Я услышал глухой удар – Фредерико упал на колени. Отец нервно крикнул мне возвращаться домой, и я, не смея перечить, побежал домой.
Что произошло дальше, мне неизвестно. Но спустя несколько дней я увидел Фредерико, который отправился в очередное путешествие вместе с чужаком. Видимо, собирался отправить его домой.
А та женщина…
Она ушла из борделя и стала жить на берегу. Лишь по ночам и во время бури она возвращалась к себе в ветхое жилище. Поначалу люди её жалели и приносили рыбу и фрукты.
Женщины уважали, поскольку она бросила свой промысел, но, со временем, она отказалась от всех подношений и стала вновь торговать своим телом. Но только чужакам, тем самым она не заводила себе врагов в виде местных жительниц. Сначала она спрашивала у чужака, не видел ли он случайно её сына, и, получив привычный отказ, предлагала своё тело.
Она брала меньше, чем получала в борделе, а чужаков было не так уж и много в этих местах, потому она быстро исхудала и потеряла последние остатки своей не такой уж и богатой красоты. Так, из несчастной матери она превратилась в местную сумасшедшую в глазах прибрежных жителей.
Все знали её и старались избегать, чтобы та ненароком не спросила их о своём сыне. Но она, будто чувствуя страх и пренебрежение людей, приставала только к чужакам.
Я видел её лишь издалека. Помню, мне однажды отец сказал, что такие люди, на удивление, переживают всех и получают своё. Я тогда не понял его.
Вскоре я уехал на учёбу в город побольше, как хотел мой отец, чтобы вырастить из меня приличного человека. Готовил для себя смену. А я заявил тогда, что, окончив учёбу, уплыву на Старый континент, поскольку хочу большего, нежели этот маленький город с местной сумасшедшей.

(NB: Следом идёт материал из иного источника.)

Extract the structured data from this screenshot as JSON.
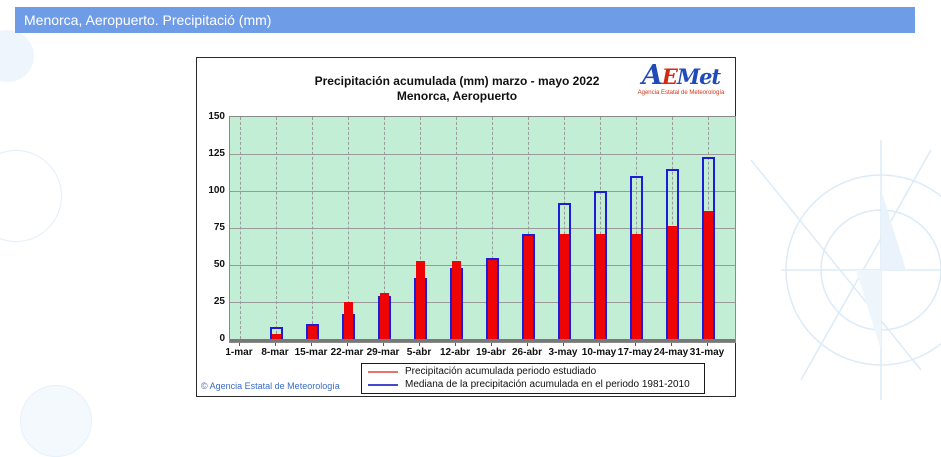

Вот тогда мы с отцом и повздорили из-за этого. Теперь его уже нет. Нет и матери. Нет и Фредерико. А она, живя одним лишь чудом, до сих пор жива и предлагает своё тело.
***
Проснувшись, я решил для себя подойти к этой женщине и отдать некоторую часть денег, чтобы она перестала мучить себя. Пусть нормально поест, поспит на мягкой постели, вымоет своё дряхлое тело в горячей воде и узнает, наконец, правду.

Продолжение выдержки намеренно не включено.